Overwhelmed by the strength of the Allied air and ground forces, following the D-Day landings and subsequent bitter fighting in Normandy, the Germans were compelled to abandon their efforts to hold France and much of the Low Countries and retreat to the Rhine. The Wehrmacht Archive helps reveal the experience of German soldiers and armed forces personnel as they withdrew through a remarkable collection of translated original orders, diaries, letters, after-action reports and other documentation. The book also draws upon Allied technical evaluations of weapons, vehicles and equipment, as well as transcripts of prisoner of war interrogations. The reader will learn from official documents about the Germans' efforts to cope with Allied air and artillery superiority, create new tactical methods for all arms and maintain discipline in the face of superior numbers.

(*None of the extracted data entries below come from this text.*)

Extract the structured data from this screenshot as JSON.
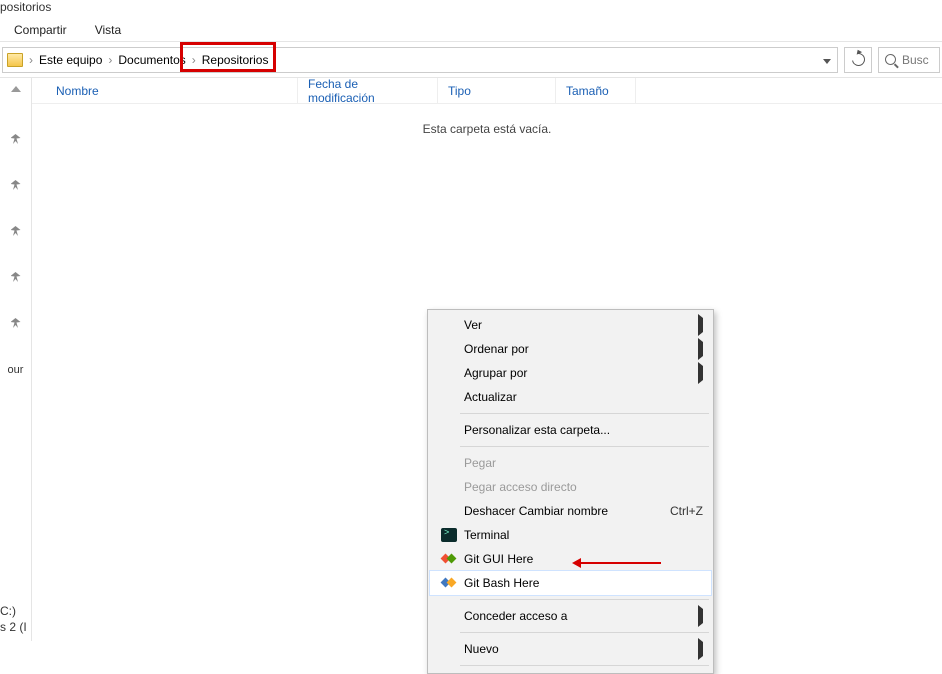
{
  "window": {
    "title_partial": "positorios"
  },
  "ribbon": {
    "share": "Compartir",
    "view": "Vista"
  },
  "breadcrumb": {
    "root": "Este equipo",
    "lvl1": "Documentos",
    "lvl2": "Repositorios"
  },
  "search": {
    "placeholder": "Busc"
  },
  "columns": {
    "name": "Nombre",
    "modified": "Fecha de modificación",
    "type": "Tipo",
    "size": "Tamaño"
  },
  "empty_text": "Esta carpeta está vacía.",
  "nav_partials": {
    "our": "our",
    "drive": "C:)",
    "drive2": "s 2 (I"
  },
  "context_menu": {
    "view": "Ver",
    "sort": "Ordenar por",
    "group": "Agrupar por",
    "refresh": "Actualizar",
    "customize": "Personalizar esta carpeta...",
    "paste": "Pegar",
    "paste_shortcut": "Pegar acceso directo",
    "undo_rename": "Deshacer Cambiar nombre",
    "undo_shortcut": "Ctrl+Z",
    "terminal": "Terminal",
    "git_gui": "Git GUI Here",
    "git_bash": "Git Bash Here",
    "grant_access": "Conceder acceso a",
    "new": "Nuevo"
  }
}
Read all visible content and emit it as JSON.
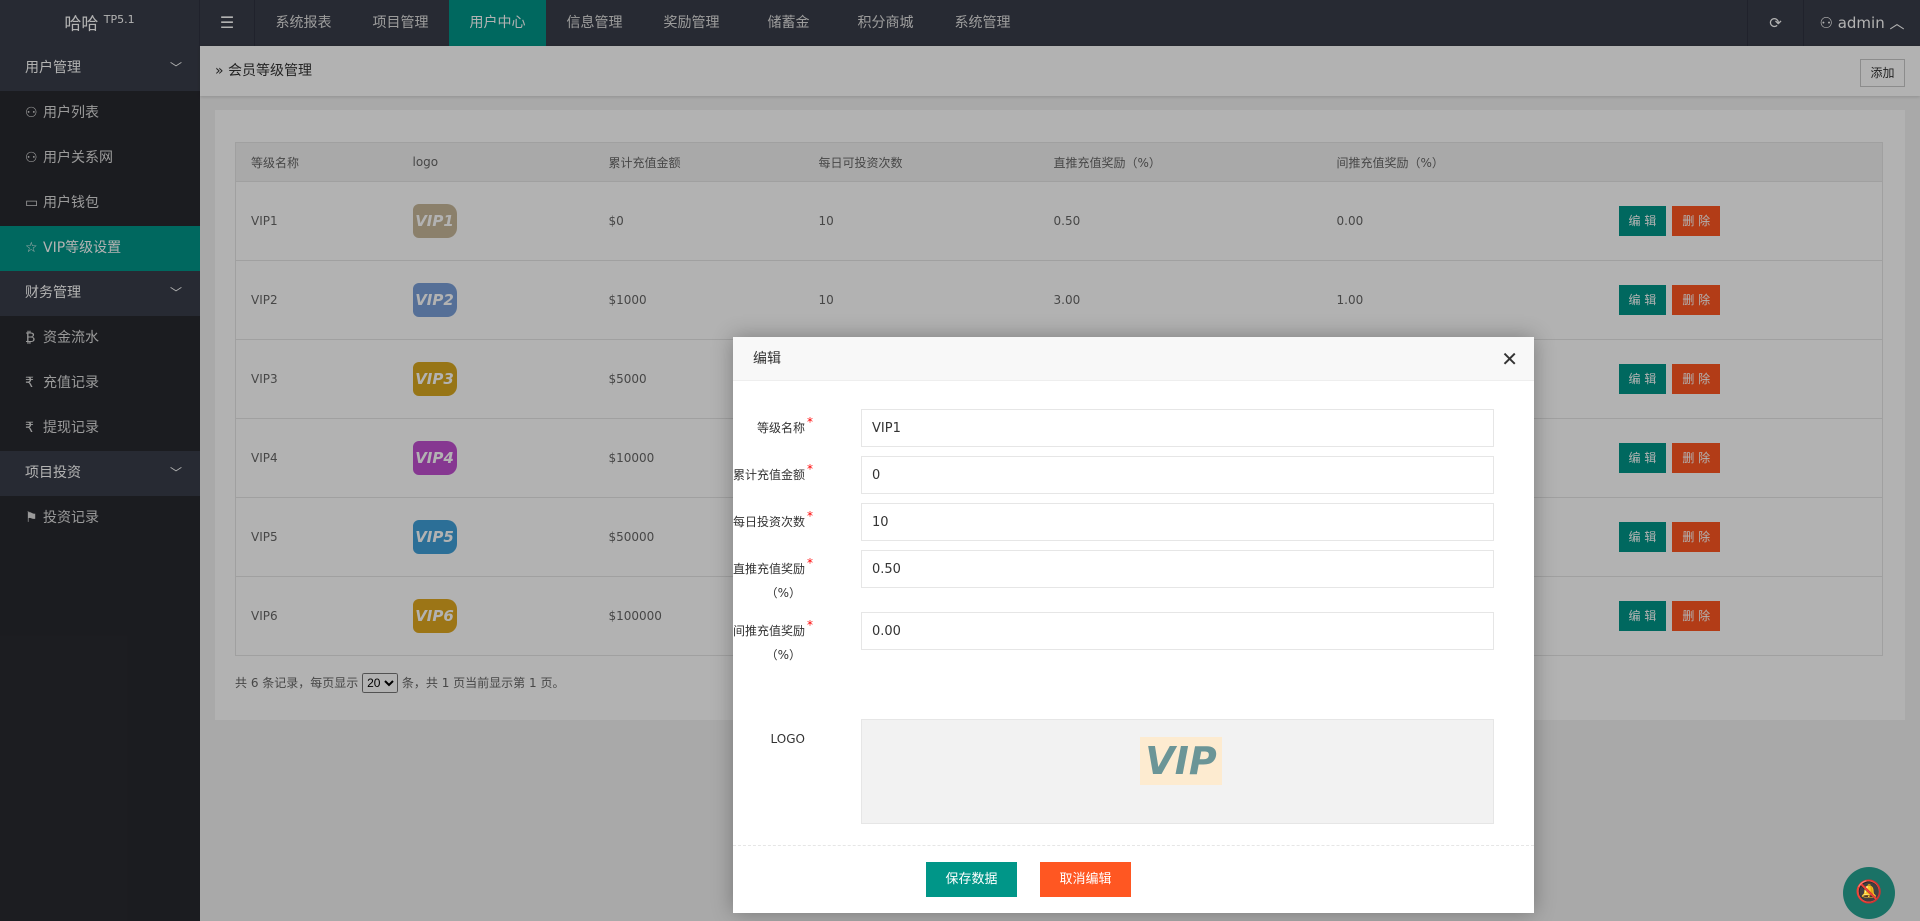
{
  "header": {
    "logo": "哈哈",
    "version": "TP5.1",
    "nav": [
      "系统报表",
      "项目管理",
      "用户中心",
      "信息管理",
      "奖励管理",
      "储蓄金",
      "积分商城",
      "系统管理"
    ],
    "active_nav": 2,
    "user": "admin"
  },
  "sidebar": {
    "groups": [
      {
        "label": "用户管理",
        "items": [
          {
            "label": "用户列表",
            "icon": "user-icon"
          },
          {
            "label": "用户关系网",
            "icon": "users-icon"
          },
          {
            "label": "用户钱包",
            "icon": "wallet-icon"
          },
          {
            "label": "VIP等级设置",
            "icon": "star-icon"
          }
        ]
      },
      {
        "label": "财务管理",
        "items": [
          {
            "label": "资金流水",
            "icon": "bitcoin-icon"
          },
          {
            "label": "充值记录",
            "icon": "rupee-icon"
          },
          {
            "label": "提现记录",
            "icon": "rupee-icon"
          }
        ]
      },
      {
        "label": "项目投资",
        "items": [
          {
            "label": "投资记录",
            "icon": "flag-icon"
          }
        ]
      }
    ]
  },
  "breadcrumb": {
    "title": "会员等级管理",
    "add_label": "添加"
  },
  "table": {
    "headers": [
      "等级名称",
      "logo",
      "累计充值金额",
      "每日可投资次数",
      "直推充值奖励（%）",
      "间推充值奖励（%）"
    ],
    "rows": [
      {
        "name": "VIP1",
        "logo": "VIP1",
        "color": "#c8b89a",
        "amount": "$0",
        "times": "10",
        "direct": "0.50",
        "indirect": "0.00"
      },
      {
        "name": "VIP2",
        "logo": "VIP2",
        "color": "#7aa0d8",
        "amount": "$1000",
        "times": "10",
        "direct": "3.00",
        "indirect": "1.00"
      },
      {
        "name": "VIP3",
        "logo": "VIP3",
        "color": "#d8a820",
        "amount": "$5000"
      },
      {
        "name": "VIP4",
        "logo": "VIP4",
        "color": "#c050d0",
        "amount": "$10000"
      },
      {
        "name": "VIP5",
        "logo": "VIP5",
        "color": "#3fa0d8",
        "amount": "$50000"
      },
      {
        "name": "VIP6",
        "logo": "VIP6",
        "color": "#e0a820",
        "amount": "$100000"
      }
    ],
    "edit_label": "编 辑",
    "delete_label": "删 除"
  },
  "pager": {
    "before": "共 6 条记录，每页显示",
    "per_page": "20",
    "after": "条，共 1 页当前显示第 1 页。"
  },
  "modal": {
    "title": "编辑",
    "fields": [
      {
        "label": "等级名称",
        "value": "VIP1"
      },
      {
        "label": "累计充值金额",
        "value": "0"
      },
      {
        "label": "每日投资次数",
        "value": "10"
      },
      {
        "label": "直推充值奖励",
        "label2": "（%）",
        "value": "0.50"
      },
      {
        "label": "间推充值奖励",
        "label2": "（%）",
        "value": "0.00"
      }
    ],
    "logo_label": "LOGO",
    "logo_text": "VIP",
    "save": "保存数据",
    "cancel": "取消编辑",
    "required": "*"
  },
  "colors": {
    "accent": "#009688",
    "danger": "#ff5722",
    "topbar": "#393d49"
  }
}
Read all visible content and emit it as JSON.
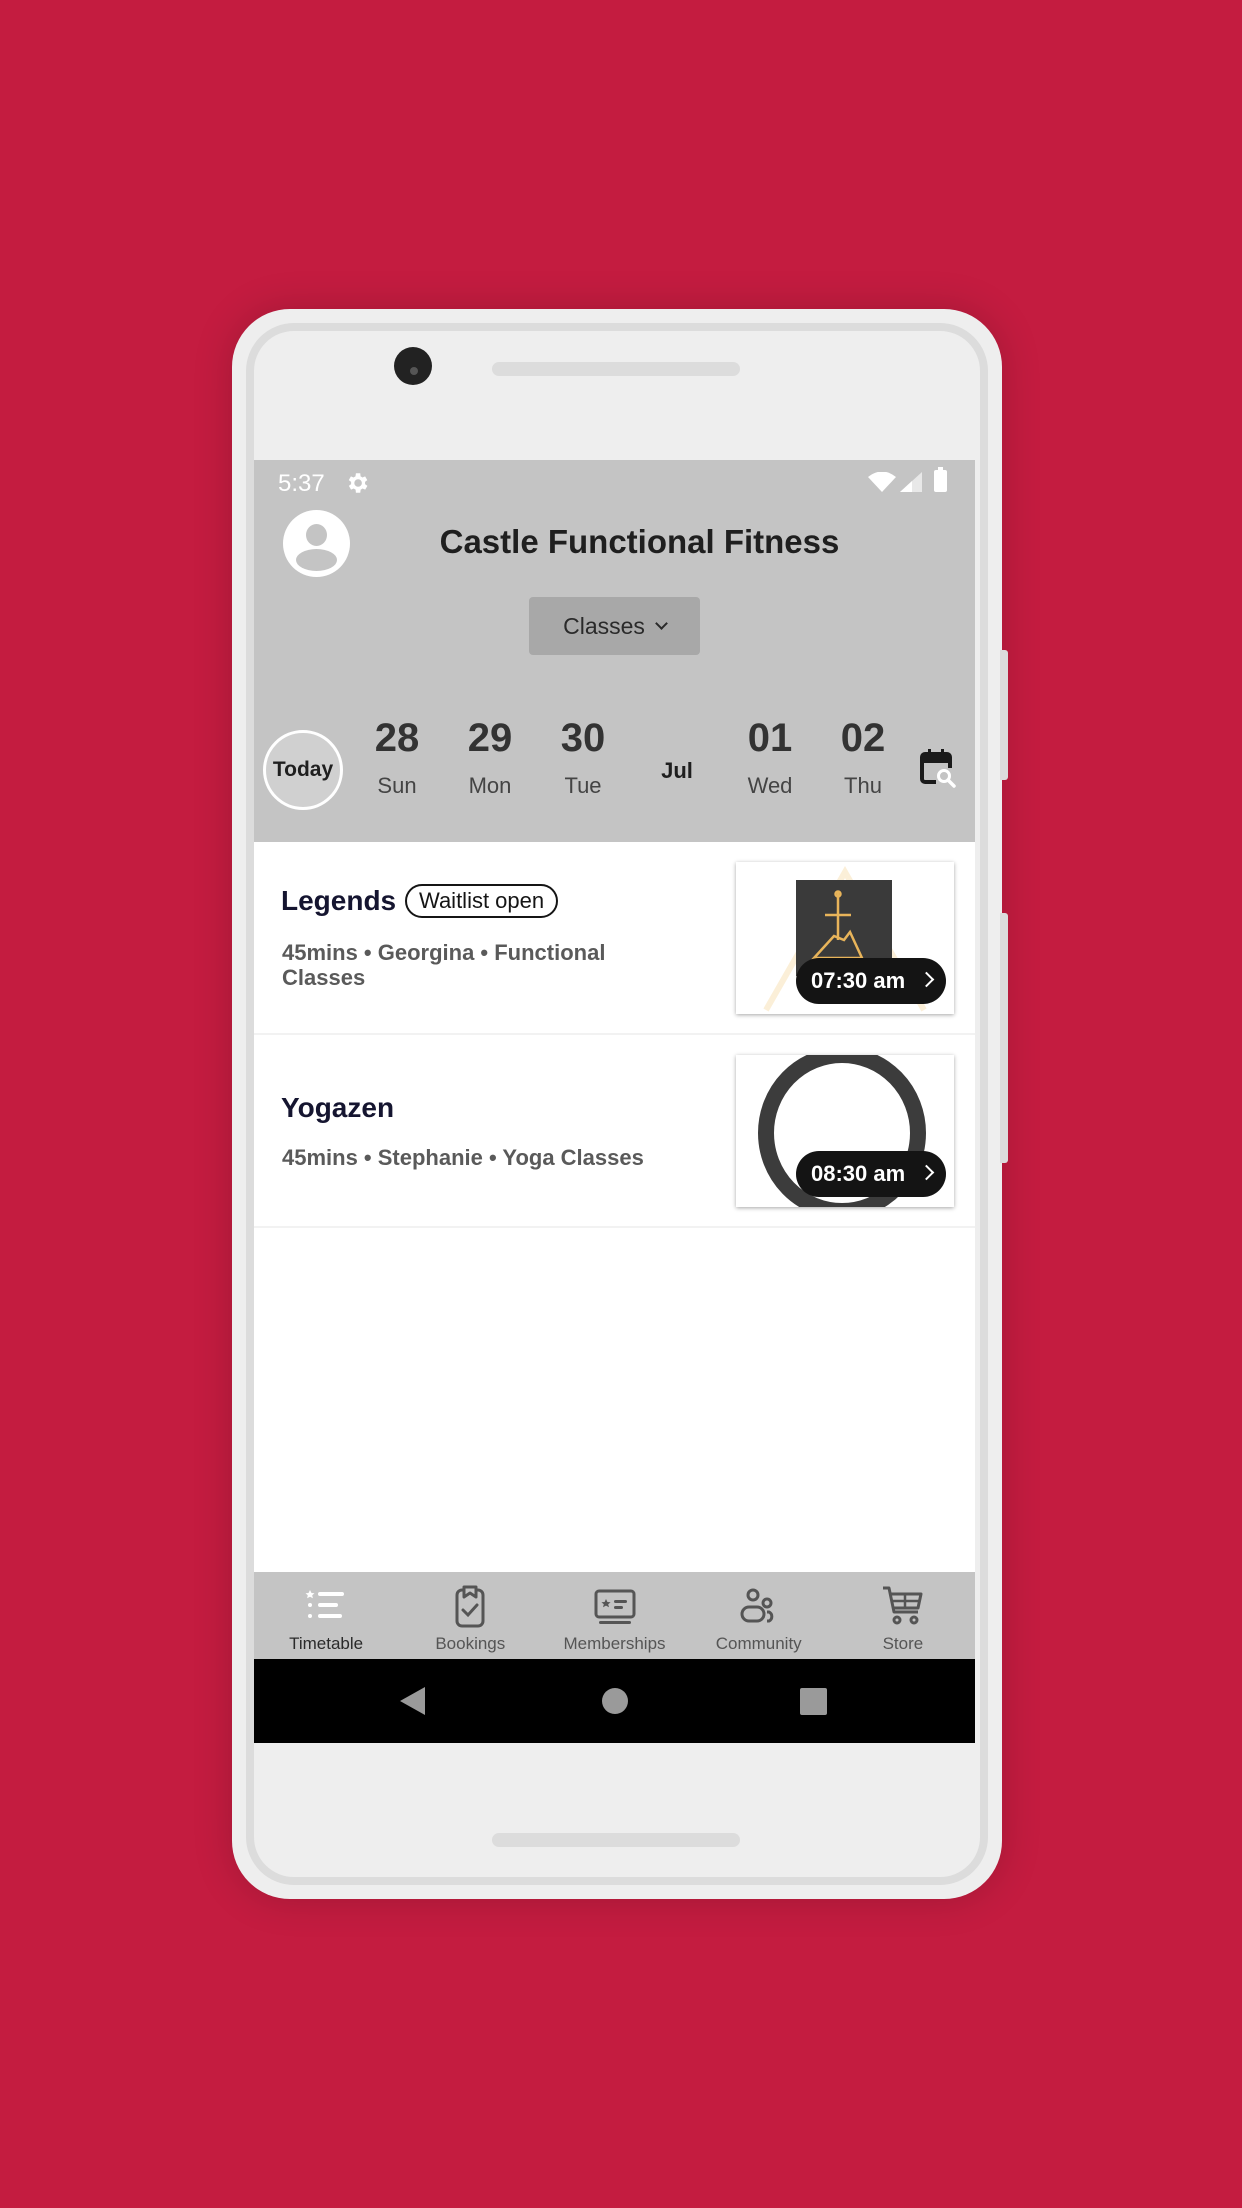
{
  "status_bar": {
    "time": "5:37",
    "icons": [
      "gear-icon",
      "wifi-icon",
      "signal-icon",
      "battery-icon"
    ]
  },
  "header": {
    "title": "Castle Functional Fitness",
    "dropdown": {
      "selected": "Classes",
      "icon": "chevron-down-icon"
    }
  },
  "date_strip": {
    "today_label": "Today",
    "days": [
      {
        "num": "28",
        "dow": "Sun"
      },
      {
        "num": "29",
        "dow": "Mon"
      },
      {
        "num": "30",
        "dow": "Tue"
      },
      {
        "num": "01",
        "dow": "Wed"
      },
      {
        "num": "02",
        "dow": "Thu"
      }
    ],
    "month_label": "Jul",
    "calendar_search_icon": "calendar-search-icon"
  },
  "classes": [
    {
      "name": "Legends",
      "badge": "Waitlist open",
      "meta": "45mins • Georgina • Functional Classes",
      "time": "07:30 am",
      "thumbnail": "sword-mountain-logo"
    },
    {
      "name": "Yogazen",
      "badge": "",
      "meta": "45mins • Stephanie • Yoga Classes",
      "time": "08:30 am",
      "thumbnail": "enso-circle"
    }
  ],
  "bottom_nav": {
    "active": "Timetable",
    "items": [
      {
        "label": "Timetable",
        "icon": "timetable-list-icon"
      },
      {
        "label": "Bookings",
        "icon": "clipboard-check-icon"
      },
      {
        "label": "Memberships",
        "icon": "membership-card-icon"
      },
      {
        "label": "Community",
        "icon": "community-people-icon"
      },
      {
        "label": "Store",
        "icon": "cart-icon"
      }
    ]
  },
  "colors": {
    "background": "#c41c40",
    "header_gray": "#c4c4c4",
    "accent_gold": "#e8b45a",
    "pill_black": "#141414"
  }
}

DONALD E. GRAVES is one of Canada’s best-known military historians and the author or editor of more than twenty books dealing primarily with early nineteenth-century conflict and Second World War land and naval subjects. Amongst his more recent publications is Dragon Rampant, a history of the Royal Welch Fusiliers in the Napoleonic Wars. Donald E. Graves’ first volume in The Wehrmacht Archive – Normandy 1944 – received highly favourable reviews.
"Prepare yourself for another extraordinary in depth journey into the psyche and mind set of the German Wehrmacht and ordinary people. Seen through the eyes of allied intelligence and reinforced with a plethora of captured and intercepted documents as the entire army front withdrew into its own Reich borders during the often fierce fighting of late 1944. From captured letters home to loved ones, POW Soldaten diary extracts, home front radio broadcasts and opinions of those German Volk under occupation to Divisional front reports, German newspaper headlines and high command battle orders amongst many other sources provide a wealth of information and context to explore what the Germans really thought of the Allies and their views of events surrounding the great retreat to the Reich's fatherland!"
~Grossdeutschland Aufklärungsgruppe
"Provided a good sampling of both the state of affairs of the German Armed forces in late 1944 and Germany as a whole at the same time."
~Military Review
“Chapter 8 is particularly interesting: bits and pieces on the creation of new German divisions after the Falaise pocket and before the Bulge. Chapter 6 (Armor Tactics) and Chapter 7 (Infantry Tactics) were also enlightening in an anecdotal way. Enjoyed it.”